Gillette FleuryNous nous connaissons depuis longtemps avec Gillette.

Nos familles sont liées.

Et pourtant aucun de nous deux ne soupçonnait le goût de l’autre pour l’écriture et sa publication.

Plus d’une similitude d’approche nous rassemble.

Gillette Fleury

J’ai particulièrement aimé, ce regard, cette attention bienveillante aux gens, cette humanité qui essaye de comprendre comment les choses s’articulent et où les mécanismes se dérèglent progressivement.

Ce qui m’a tout d’abord frappé, c’est l’absence totale de référence à une école de pensée. Même si je ne peux m’empêcher de me rappeler Bruno Bettelheim et les livres qui suivirent, tels que « Si vous écoutiez vos enfants ? ».

J’aime beaucoup l’idée d’essayer de comprendre ce qui se joue dans le théâtre de la classe.

Plutôt que d’essayer de montrer du doigt des coupables visibles (les parents, l’administration qui prend cher et à juste titre), mais sur lesquels nous n’avons que peu de prises, Gillette Fleury essaye de nous donner à comprendre quels sont les enjeux du chahut.

Ensuite, elle procède par une double inversion de problématique : c’est parce qu’elle souffre qu’il est urgent de comprendre certains mécanismes, de les mettre en lumière, pas parce qu’ils sont justes ou universels. C’est là à mon avis l’angle d’attaque parfait : réfléchir à son expérience pour éviter de souffrir inutilement. Il y a ce coté vital : je cherche à sauver ma peau, mon dos, ma famille qui irrigue le livre et lui donne toute son urgence. Avec ce contrepoint permanent: sans jamais démissionner, sans renoncer à ses idéaux, au risque de mourir une deuxième fois.

Cela me fait penser à la nouvelle approche de l’écologie où Bertrand Piccard  explique que c’est une approche d’avenir, non parce quelle est juste mais parce quelle est économiquement rentable.
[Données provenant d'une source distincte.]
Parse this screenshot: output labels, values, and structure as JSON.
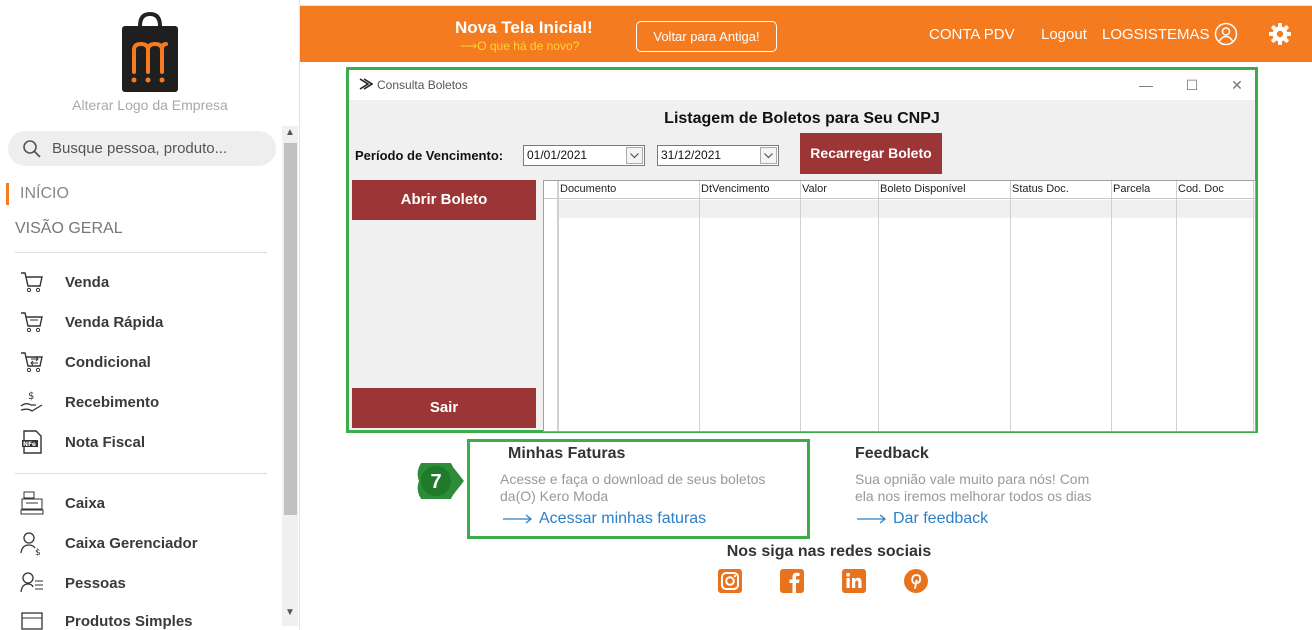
{
  "sidebar": {
    "logo_caption": "Alterar Logo da Empresa",
    "search_placeholder": "Busque pessoa, produto...",
    "section_inicio": "INÍCIO",
    "section_visao": "VISÃO GERAL",
    "items": [
      {
        "label": "Venda",
        "icon": "cart-icon"
      },
      {
        "label": "Venda Rápida",
        "icon": "cart-fast-icon"
      },
      {
        "label": "Condicional",
        "icon": "cart-swap-icon"
      },
      {
        "label": "Recebimento",
        "icon": "money-hand-icon"
      },
      {
        "label": "Nota Fiscal",
        "icon": "nfe-document-icon"
      },
      {
        "label": "Caixa",
        "icon": "cash-register-icon"
      },
      {
        "label": "Caixa Gerenciador",
        "icon": "user-money-icon"
      },
      {
        "label": "Pessoas",
        "icon": "person-list-icon"
      },
      {
        "label": "Produtos Simples",
        "icon": "box-icon"
      }
    ]
  },
  "topbar": {
    "title": "Nova Tela Inicial!",
    "subtitle": "⟶O que há de novo?",
    "back_button": "Voltar para Antiga!",
    "conta_pdv": "CONTA PDV",
    "logout": "Logout",
    "username": "LOGSISTEMAS",
    "colors": {
      "bar": "#f47b20",
      "subtitle": "#ffd23a"
    }
  },
  "dialog": {
    "window_title": "Consulta Boletos",
    "heading": "Listagem de Boletos para Seu CNPJ",
    "period_label": "Período de Vencimento:",
    "date_start": "01/01/2021",
    "date_end": "31/12/2021",
    "reload_button": "Recarregar Boleto",
    "open_button": "Abrir Boleto",
    "exit_button": "Sair",
    "columns": [
      "Documento",
      "DtVencimento",
      "Valor",
      "Boleto Disponível",
      "Status Doc.",
      "Parcela",
      "Cod. Doc"
    ],
    "rows": [],
    "colors": {
      "button": "#9c3535",
      "highlight": "#3cab4a"
    }
  },
  "faturas": {
    "step": "7",
    "title": "Minhas Faturas",
    "desc_line1": "Acesse e faça o download de seus boletos",
    "desc_line2": "da(O) Kero Moda",
    "link": "Acessar minhas faturas"
  },
  "feedback": {
    "title": "Feedback",
    "desc_line1": "Sua opnião vale muito para nós! Com",
    "desc_line2": "ela nos iremos melhorar todos os dias",
    "link": "Dar feedback"
  },
  "social": {
    "title": "Nos siga nas redes sociais",
    "icons": [
      "instagram-icon",
      "facebook-icon",
      "linkedin-icon",
      "pinterest-icon"
    ],
    "color": "#e8731f"
  }
}
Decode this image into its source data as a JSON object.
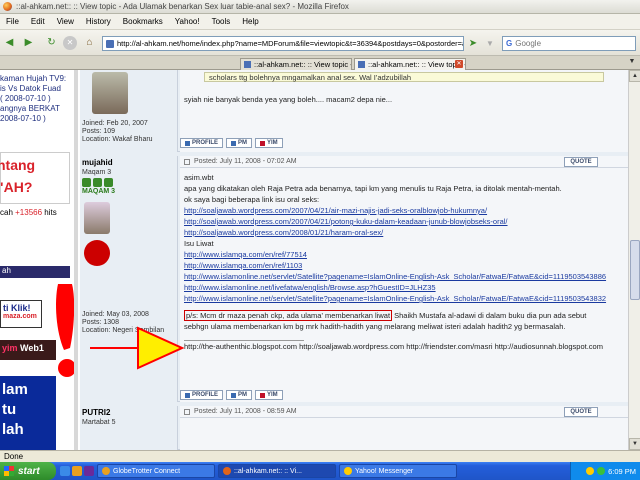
{
  "window": {
    "title": "::al-ahkam.net:: :: View topic - Ada Ulamak benarkan Sex luar tabie-anal sex? - Mozilla Firefox"
  },
  "menu": [
    "File",
    "Edit",
    "View",
    "History",
    "Bookmarks",
    "Yahoo!",
    "Tools",
    "Help"
  ],
  "nav": {
    "url": "http://al-ahkam.net/home/index.php?name=MDForum&file=viewtopic&t=36394&postdays=0&postorder=as",
    "search_placeholder": "Google",
    "search_engine": "G"
  },
  "tabs": [
    {
      "label": "::al-ahkam.net:: :: View topic - Ada...",
      "active": false
    },
    {
      "label": "::al-ahkam.net:: :: View topic - Ada...",
      "active": true
    }
  ],
  "sidebar": {
    "lines": [
      "kaman Hujah TV9:",
      "is Vs Datok Fuad",
      "( 2008-07-10 )",
      "",
      "angnya BERKAT",
      "2008-07-10 )"
    ],
    "ad1_line1": "ntang",
    "ad1_line2": "\"AH?",
    "counter_prefix": "cah ",
    "counter_value": "+13566",
    "counter_suffix": " hits",
    "section_header": "ah",
    "klik_text": "ti Klik!",
    "klik_sub": "maza.com",
    "web1_a": "yim ",
    "web1_b": "Web1",
    "blue_text": "lam\ntu\nlah"
  },
  "posts": [
    {
      "joined": "Joined: Feb 20, 2007",
      "posts": "Posts: 109",
      "location": "Location: Wakaf Bharu",
      "quote_text": "scholars ttg bolehnya mngamalkan anal sex.  Wal I'adzubillah",
      "body": "syiah nie banyak benda yea yang boleh.... macam2 depa nie...",
      "buttons": [
        "PROFILE",
        "PM",
        "YIM"
      ]
    },
    {
      "username": "mujahid",
      "rank": "Maqam 3",
      "rank_label": "MAQAM 3",
      "joined": "Joined: May 03, 2008",
      "posts": "Posts: 1308",
      "location": "Location: Negeri Sembilan",
      "posted": "Posted: July 11, 2008 - 07:02 AM",
      "quote_btn": "QUOTE",
      "lines": [
        "asim.wbt",
        "",
        "apa yang dikatakan oleh Raja Petra ada benarnya, tapi km yang menulis tu Raja Petra, ia ditolak mentah-mentah.",
        "",
        "ok saya bagi beberapa link isu oral seks:",
        "",
        "http://soaljawab.wordpress.com/2007/04/21/air-mazi-najis-jadi-seks-oralblowjob-hukumnya/",
        "http://soaljawab.wordpress.com/2007/04/21/potong-kuku-dalam-keadaan-junub-blowjobseks-oral/",
        "http://soaljawab.wordpress.com/2008/01/21/haram-oral-sex/",
        "",
        "Isu Liwat",
        "http://www.islamqa.com/en/ref/77514",
        "http://www.islamqa.com/en/ref/1103",
        "http://www.islamonline.net/servlet/Satellite?pagename=IslamOnline-English-Ask_Scholar/FatwaE/FatwaE&cid=1119503543886",
        "http://www.islamonline.net/livefatwa/english/Browse.asp?hGuestID=JLHZ35",
        "http://www.islamonline.net/servlet/Satellite?pagename=IslamOnline-English-Ask_Scholar/FatwaE/FatwaE&cid=1119503543832"
      ],
      "ps_highlight": "p/s: Mcm dr maza penah ckp, ada ulama' membenarkan liwat",
      "ps_rest": " Shaikh Mustafa al-adawi di dalam buku dia pun ada sebut",
      "ps_line2": "sebhgn ulama membenarkan km bg mrk hadith-hadith yang melarang meliwat isteri adalah hadith2 yg bermasalah.",
      "signature": "http://the-authenthic.blogspot.com  http://soaljawab.wordpress.com  http://friendster.com/masri  http://audiosunnah.blogspot.com",
      "buttons": [
        "PROFILE",
        "PM",
        "YIM"
      ]
    },
    {
      "username": "PUTRI2",
      "rank": "Martabat 5",
      "posted": "Posted: July 11, 2008 - 08:59 AM",
      "quote_btn": "QUOTE"
    }
  ],
  "status": "Done",
  "taskbar": {
    "start": "start",
    "items": [
      {
        "label": "GlobeTrotter Connect",
        "active": false
      },
      {
        "label": "::al-ahkam.net:: :: Vi...",
        "active": true
      },
      {
        "label": "Yahoo! Messenger",
        "active": false
      }
    ],
    "clock": "6:09 PM"
  },
  "colors": {
    "accent_red": "#d9222a",
    "link_blue": "#1a3aa0",
    "taskbar_blue": "#245edb",
    "highlight_box": "#cc0000",
    "annotation_arrow": "#ffee00"
  }
}
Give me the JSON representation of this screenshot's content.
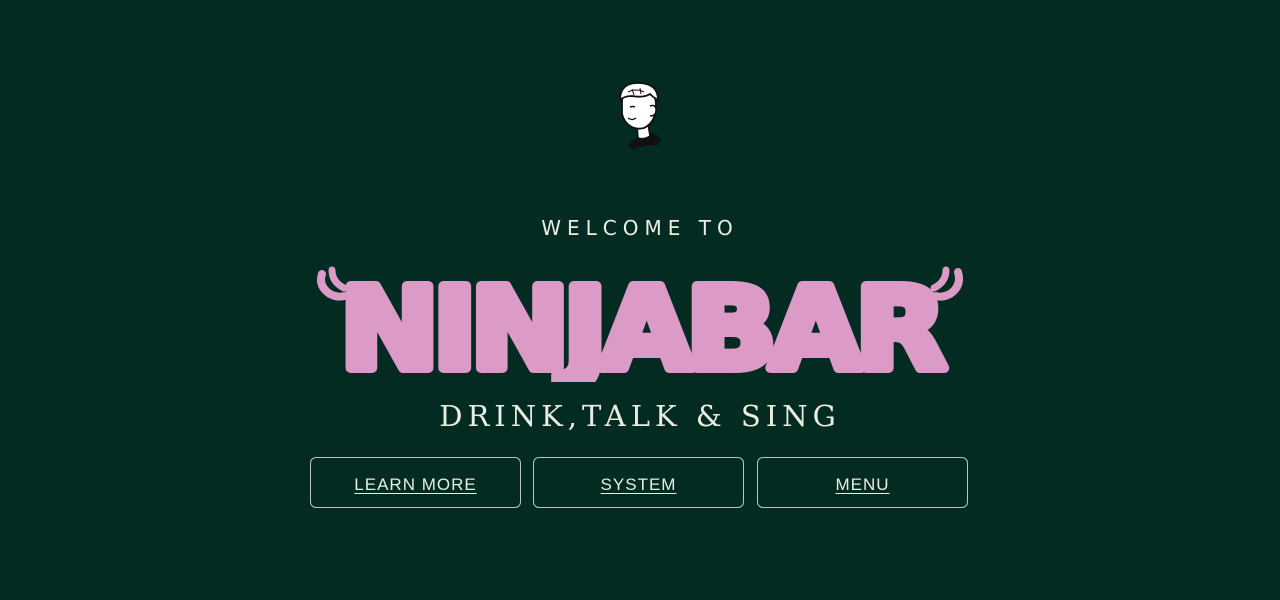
{
  "hero": {
    "welcome": "WELCOME TO",
    "brand_name": "NINJABAR",
    "tagline": "DRINK,TALK & SING"
  },
  "buttons": [
    {
      "label": "LEARN MORE"
    },
    {
      "label": "SYSTEM"
    },
    {
      "label": "MENU"
    }
  ],
  "colors": {
    "background": "#032b22",
    "brand_pink": "#dc9bc6",
    "text": "#e9eee0",
    "button_border": "#b9c7bf"
  },
  "icons": {
    "logo": "ninja-mascot-head-icon"
  }
}
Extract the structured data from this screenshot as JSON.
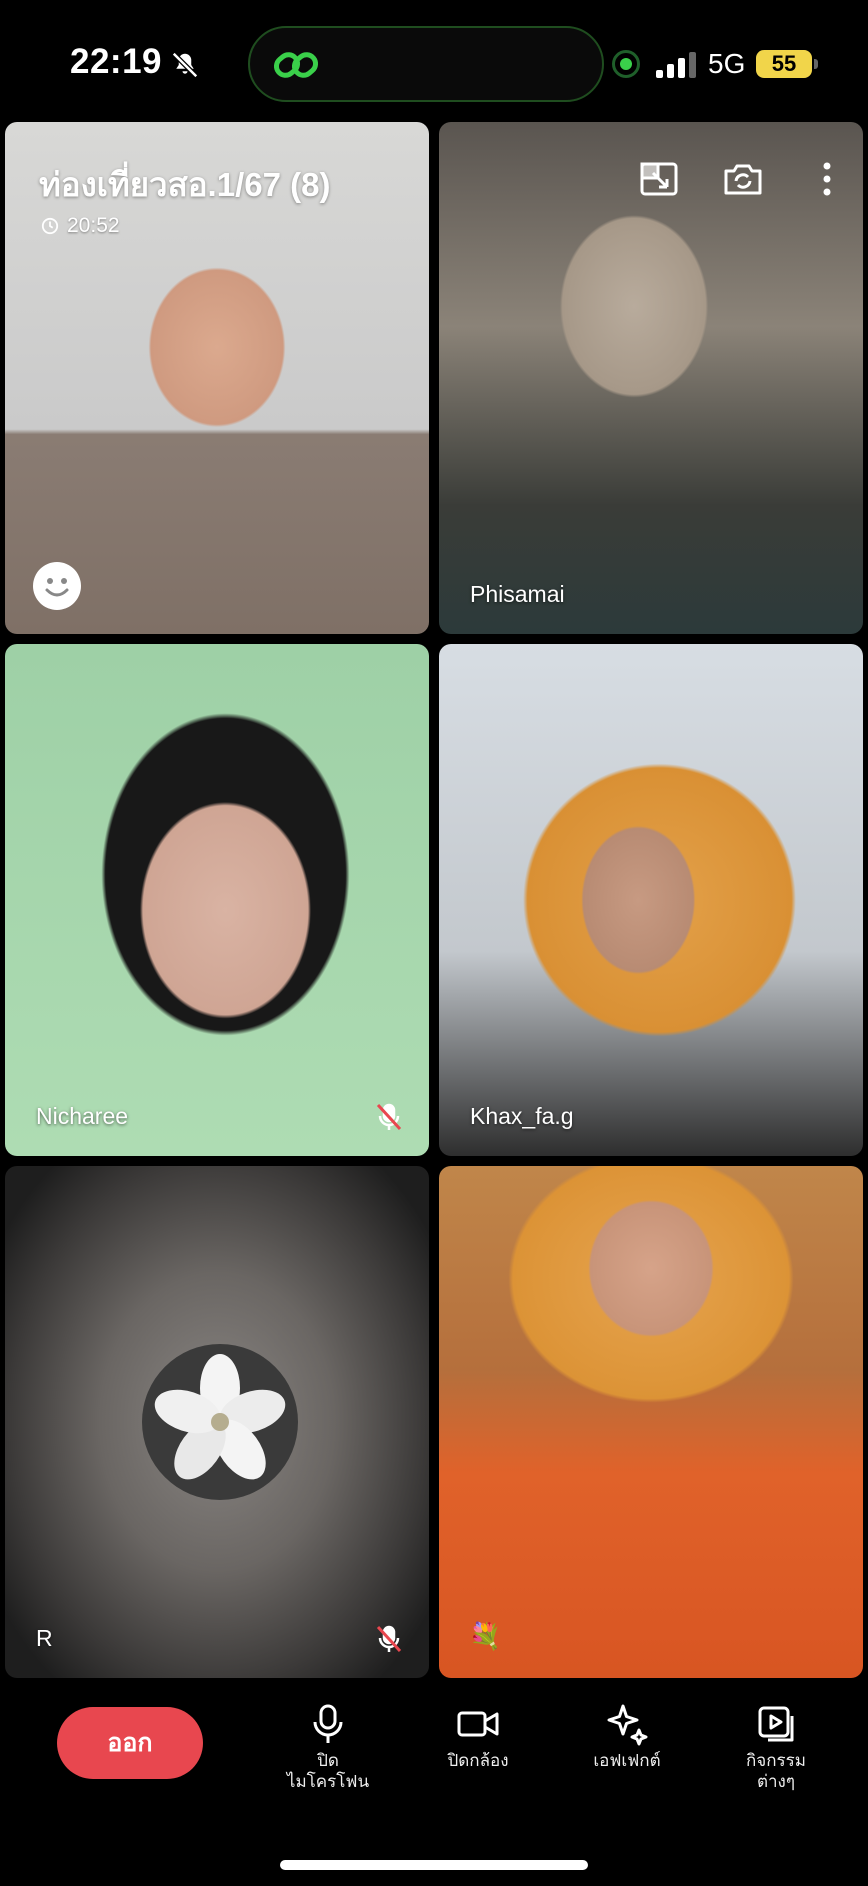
{
  "status_bar": {
    "time": "22:19",
    "network": "5G",
    "battery": "55"
  },
  "call": {
    "group_name": "ท่องเที่ยวสอ.1/67 (8)",
    "duration": "20:52"
  },
  "participants": [
    {
      "name": "",
      "muted": false
    },
    {
      "name": "Phisamai",
      "muted": false
    },
    {
      "name": "Nicharee",
      "muted": true
    },
    {
      "name": "Khax_fa.g",
      "muted": false
    },
    {
      "name": "R",
      "muted": true
    },
    {
      "name": "",
      "muted": false
    }
  ],
  "controls": {
    "leave": "ออก",
    "mic_line1": "ปิด",
    "mic_line2": "ไมโครโฟน",
    "camera": "ปิดกล้อง",
    "effects": "เอฟเฟกต์",
    "activities_line1": "กิจกรรม",
    "activities_line2": "ต่างๆ"
  },
  "colors": {
    "leave_button": "#e8474f",
    "battery": "#f1d54a",
    "island_accent": "#3ad04a"
  },
  "icons": [
    "bell-off-icon",
    "line-chain-icon",
    "pip-icon",
    "switch-camera-icon",
    "more-icon",
    "emoji-icon",
    "mic-off-icon",
    "flower-icon",
    "microphone-icon",
    "video-camera-icon",
    "sparkle-icon",
    "activities-icon"
  ]
}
C’est une espèce de gros mot, mais « de la rentabilité de l’acte d’enseigner », moi j’aime plutôt.

Du coup en réintroduisant la place de l’écoute, du silence, il y a comme une apologie du bon usage de la lenteur, que j’apprécie toujours autant lire chez Pierre Sansot.

Le deuxième retournement d’avec les approches classiques est très certainement de se demander,  si nous n’en faisons pas trop, donc si nous ne faisons pas, mal.

Et surtout si nous ne sommes pas en train d’essayer de faire à la place de. Pour être, à l’occasion, confronté à la problématique, je peux dire que cela résonne particulièrement chez moi.

Face à une école en surrégime (tout comme l’hôpital d’ailleurs) il n’est pas interdit de se poser la question.

Je suis donc ému d’avoir pu lire cette thérapie qui a permis à l’auteur de rester toujours debout.

J’aime voir évoluer le style d’écriture. On y entend le temps qui passe, et le plaisir libéré petit à petit, d’accepter de  « croquer » les élèves afin de leur donner une parole humaine où personne n’a ni tort, ni raison, mais où chacun a des « objectifs » différents.

Merci beaucoup, et bravo. C’est une œuvre salutaire pour tous ceux qui souffrent avec leur classe.

N’hésitez pas à aller rencontrer ce livre.